Clean Your Jeans in the Freezer? Levis is Making More Jeans with Less Water
A typical pair of blue jeans consumes 919 gallons of water during its life cycle, which is enough water to fill 5 spa-size bathtubs. This water includes the irrigation of the cotton, stitching the fabric, and washing them. This past year, a new line of Levis jeans have been developed with future water shortages in mind.
The Levis company is planning ahead, for future water shortages caused by climate change that could make cotton too expensive or scarce, and possibly bankrupt the company. Behind each pair of jeans is two pounds of cotton.
Some new changes include developing a new non-profit program to teach farmers in India, Pakistan, Brazil and West and Central Africa new irrigation and rainwater-capture techniques. Another new development is new stone-washed denim which is smoothed with rocks but does not use any water.
The reason for the company’s interest in conserving water began last year when floods in Pakistan and a drought in China ruined cotton crops and made prices higher. This increase of droughts and floods support the predicted patterns of global warming.
The cotton grown with the new farming methods is called by Levis Strauss as the “better cotton” initiative.

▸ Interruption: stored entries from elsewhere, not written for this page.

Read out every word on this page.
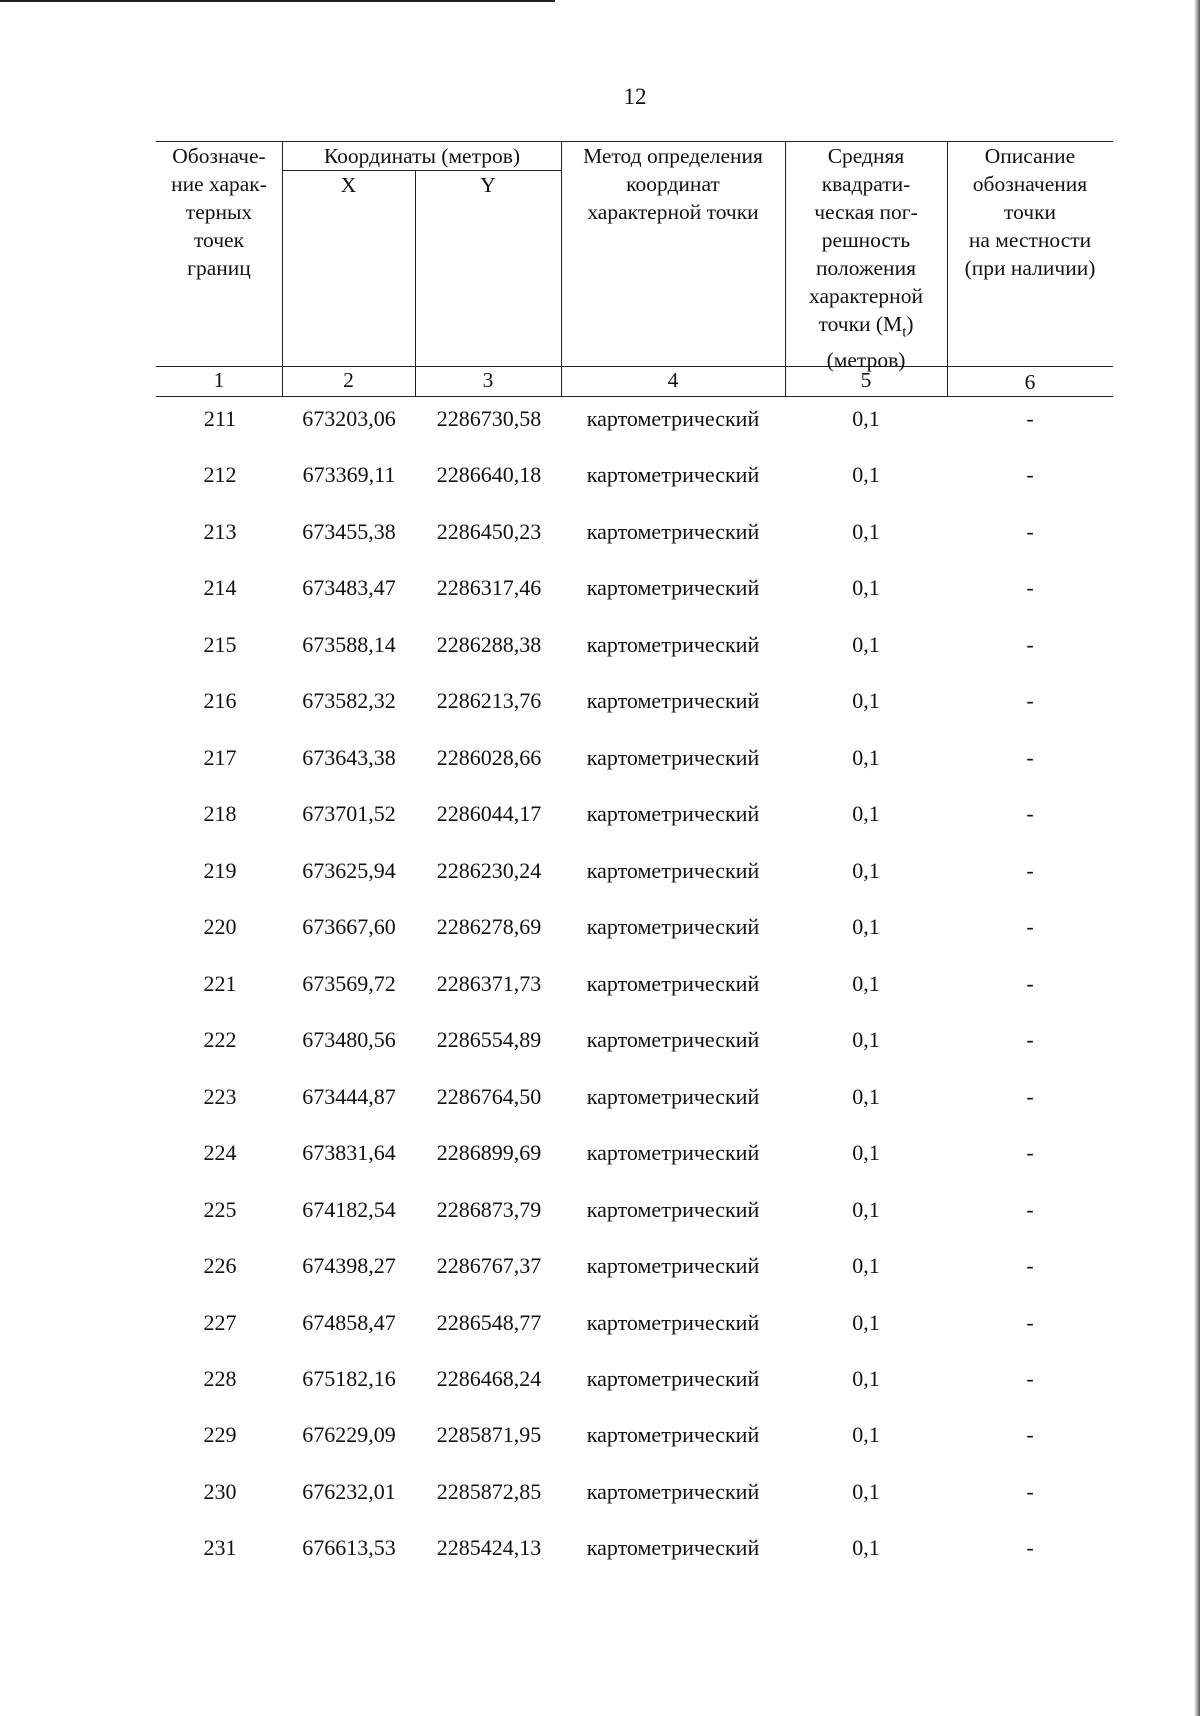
12
Обозначе-
ние харак-
терных
точек
границ
Координаты (метров)
X	Y
Метод определения
координат
характерной точки
Средняя
квадрати-
ческая пог-
решность
положения
характерной
точки $(M_t)$
(метров)
Описание
обозначения
точки
на местности
(при наличии)
1	2	3	4	5	6
211	673203,06	2286730,58	картометрический	0,1	-
212	673369,11	2286640,18	картометрический	0,1	-
213	673455,38	2286450,23	картометрический	0,1	-
214	673483,47	2286317,46	картометрический	0,1	-
215	673588,14	2286288,38	картометрический	0,1	-
216	673582,32	2286213,76	картометрический	0,1	-
217	673643,38	2286028,66	картометрический	0,1	-
218	673701,52	2286044,17	картометрический	0,1	-
219	673625,94	2286230,24	картометрический	0,1	-
220	673667,60	2286278,69	картометрический	0,1	-
221	673569,72	2286371,73	картометрический	0,1	-
222	673480,56	2286554,89	картометрический	0,1	-
223	673444,87	2286764,50	картометрический	0,1	-
224	673831,64	2286899,69	картометрический	0,1	-
225	674182,54	2286873,79	картометрический	0,1	-
226	674398,27	2286767,37	картометрический	0,1	-
227	674858,47	2286548,77	картометрический	0,1	-
228	675182,16	2286468,24	картометрический	0,1	-
229	676229,09	2285871,95	картометрический	0,1	-
230	676232,01	2285872,85	картометрический	0,1	-
231	676613,53	2285424,13	картометрический	0,1	-
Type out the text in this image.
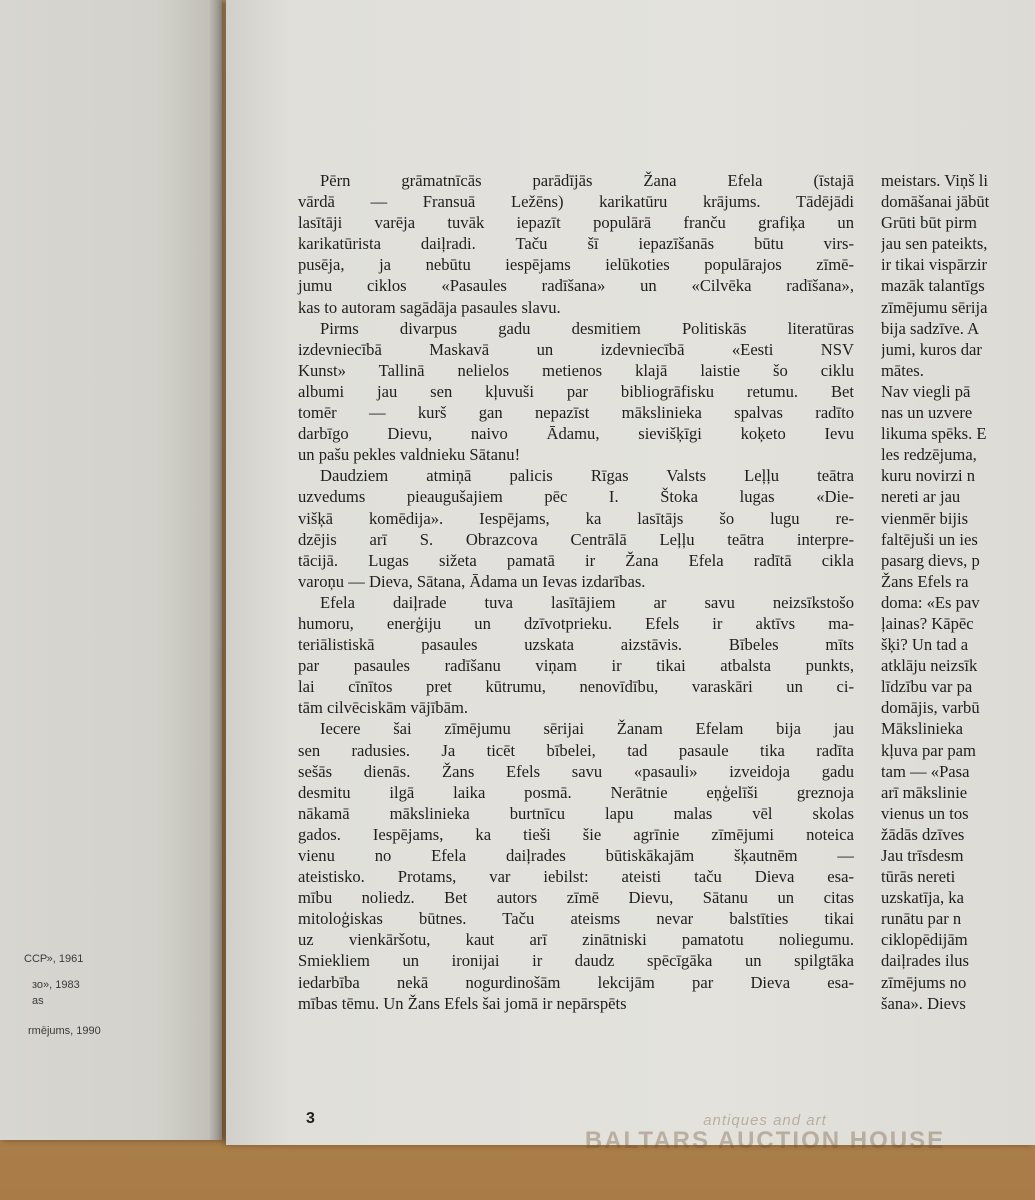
ССР», 1961
зо», 1983
as
rmējums, 1990

Pērn grāmatnīcās parādījās Žana Efela (īstajā
vārdā — Fransuā Ležēns) karikatūru krājums. Tādējādi
lasītāji varēja tuvāk iepazīt populārā franču grafiķa un
karikatūrista daiļradi. Taču šī iepazīšanās būtu virs-
pusēja, ja nebūtu iespējams ielūkoties populārajos zīmē-
jumu ciklos «Pasaules radīšana» un «Cilvēka radīšana»,
kas to autoram sagādāja pasaules slavu.

Pirms divarpus gadu desmitiem Politiskās literatūras
izdevniecībā Maskavā un izdevniecībā «Eesti NSV
Kunst» Tallinā nelielos metienos klajā laistie šo ciklu
albumi jau sen kļuvuši par bibliogrāfisku retumu. Bet
tomēr — kurš gan nepazīst mākslinieka spalvas radīto
darbīgo Dievu, naivo Ādamu, sievišķīgi koķeto Ievu
un pašu pekles valdnieku Sātanu!

Daudziem atmiņā palicis Rīgas Valsts Leļļu teātra
uzvedums pieaugušajiem pēc I. Štoka lugas «Die-
višķā komēdija». Iespējams, ka lasītājs šo lugu re-
dzējis arī S. Obrazcova Centrālā Leļļu teātra interpre-
tācijā. Lugas sižeta pamatā ir Žana Efela radītā cikla
varoņu — Dieva, Sātana, Ādama un Ievas izdarības.

Efela daiļrade tuva lasītājiem ar savu neizsīkstošo
humoru, enerģiju un dzīvotprieku. Efels ir aktīvs ma-
teriālistiskā pasaules uzskata aizstāvis. Bībeles mīts
par pasaules radīšanu viņam ir tikai atbalsta punkts,
lai cīnītos pret kūtrumu, nenovīdību, varaskāri un ci-
tām cilvēciskām vājībām.

Iecere šai zīmējumu sērijai Žanam Efelam bija jau
sen radusies. Ja ticēt bībelei, tad pasaule tika radīta
sešās dienās. Žans Efels savu «pasauli» izveidoja gadu
desmitu ilgā laika posmā. Nerātnie eņģelīši greznoja
nākamā mākslinieka burtnīcu lapu malas vēl skolas
gados. Iespējams, ka tieši šie agrīnie zīmējumi noteica
vienu no Efela daiļrades būtiskākajām šķautnēm —
ateistisko. Protams, var iebilst: ateisti taču Dieva esa-
mību noliedz. Bet autors zīmē Dievu, Sātanu un citas
mitoloģiskas būtnes. Taču ateisms nevar balstīties tikai
uz vienkāršotu, kaut arī zinātniski pamatotu noliegumu.
Smiekliem un ironijai ir daudz spēcīgāka un spilgtāka
iedarbība nekā nogurdinošām lekcijām par Dieva esa-
mības tēmu. Un Žans Efels šai jomā ir nepārspēts

meistars. Viņš li
domāšanai jābūt
Grūti būt pirm
jau sen pateikts,
ir tikai vispārzir
mazāk talantīgs
zīmējumu sērija
bija sadzīve. A
jumi, kuros dar
mātes.
Nav viegli pā
nas un uzvere
likuma spēks. E
les redzējuma,
kuru novirzi n
nereti ar jau
vienmēr bijis
faltējuši un ies
pasarg dievs, p
Žans Efels ra
doma: «Es pav
ļainas? Kāpēc
šķi? Un tad a
atklāju neizsīk
līdzību var pa
domājis, varbū
Mākslinieka
kļuva par pam
tam — «Pasa
arī mākslinie
vienus un tos
žādās dzīves
Jau trīsdesm
tūrās nereti
uzskatīja, ka
runātu par n
ciklopēdijām
daiļrades ilus
zīmējums no
šana». Dievs
3	antiques and art
BALTARS AUCTION HOUSE
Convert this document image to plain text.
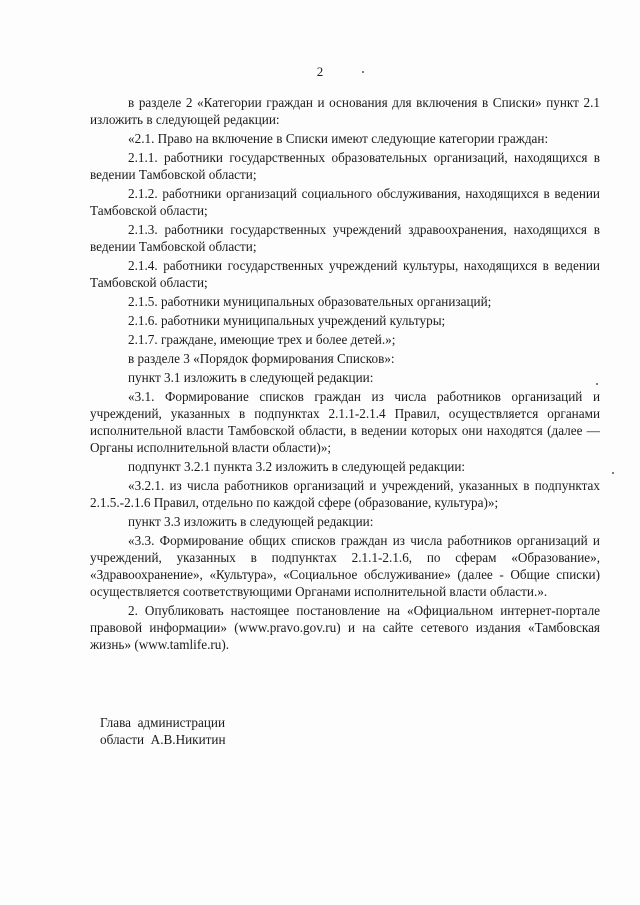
2

в разделе 2 «Категории граждан и основания для включения в Списки» пункт 2.1 изложить в следующей редакции:

«2.1. Право на включение в Списки имеют следующие категории граждан:

2.1.1. работники государственных образовательных организаций, находящихся в ведении Тамбовской области;

2.1.2. работники организаций социального обслуживания, находящихся в ведении Тамбовской области;

2.1.3. работники государственных учреждений здравоохранения, находящихся в ведении Тамбовской области;

2.1.4. работники государственных учреждений культуры, находящихся в ведении Тамбовской области;

2.1.5. работники муниципальных образовательных организаций;

2.1.6. работники муниципальных учреждений культуры;

2.1.7. граждане, имеющие трех и более детей.»;

в разделе 3 «Порядок формирования Списков»:

пункт 3.1 изложить в следующей редакции:

«3.1. Формирование списков граждан из числа работников организаций и учреждений, указанных в подпунктах 2.1.1-2.1.4 Правил, осуществляется органами исполнительной власти Тамбовской области, в ведении которых они находятся (далее — Органы исполнительной власти области)»;

подпункт 3.2.1 пункта 3.2 изложить в следующей редакции:

«3.2.1. из числа работников организаций и учреждений, указанных в подпунктах 2.1.5.-2.1.6 Правил, отдельно по каждой сфере (образование, культура)»;

пункт 3.3 изложить в следующей редакции:

«3.3. Формирование общих списков граждан из числа работников организаций и учреждений, указанных в подпунктах 2.1.1-2.1.6, по сферам «Образование», «Здравоохранение», «Культура», «Социальное обслуживание» (далее - Общие списки) осуществляется соответствующими Органами исполнительной власти области.».

2. Опубликовать настоящее постановление на «Официальном интернет-портале правовой информации» (www.pravo.gov.ru) и на сайте сетевого издания «Тамбовская жизнь» (www.tamlife.ru).

Глава  администрации
области  А.В.Никитин
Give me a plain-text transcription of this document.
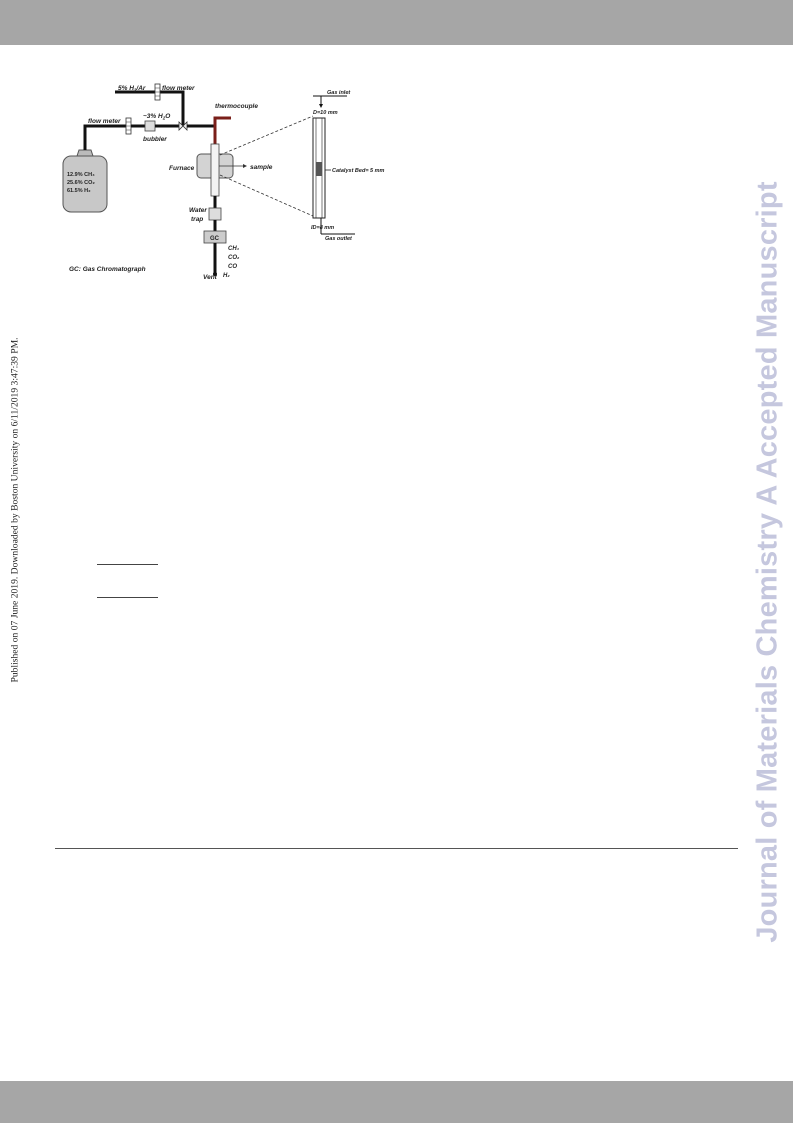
Published on 07 June 2019. Downloaded by Boston University on 6/11/2019 3:47:39 PM.	Journal of Materials Chemistry A Accepted Manuscript
12.9% CH₄
25.6% CO₂
61.5% H₂
flow meter
~3% $H_2O$
bubbler
5% $H_2/Ar$	flow meter
thermocouple
Furnace	sample
Water
trap
GC
CH₄
CO₂
CO
H₂
Vent
GC: Gas Chromatograph
Gas inlet
D=10 mm
Catalyst Bed= 5 mm
ID=8 mm
Gas outlet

About 5% of the cotton used in the two million pairs of jeans made this fall was grown with the sustainable method. The company wants that number to rise to 20% by 2015.
All Levis jeans have new tags in them that suggest that the owner wash them less and only use cold water. Wash your jeans less? Is there an alternative to wearing dirty and stinky pants? One way to get them clean is to put them in the freezer, a practice that will kill germs that cause them to smell.
I’ve been wearing my Levis jeans for 2-3 days now. Tonight, I am going to try the freezer method to clean them – and will report back how it works.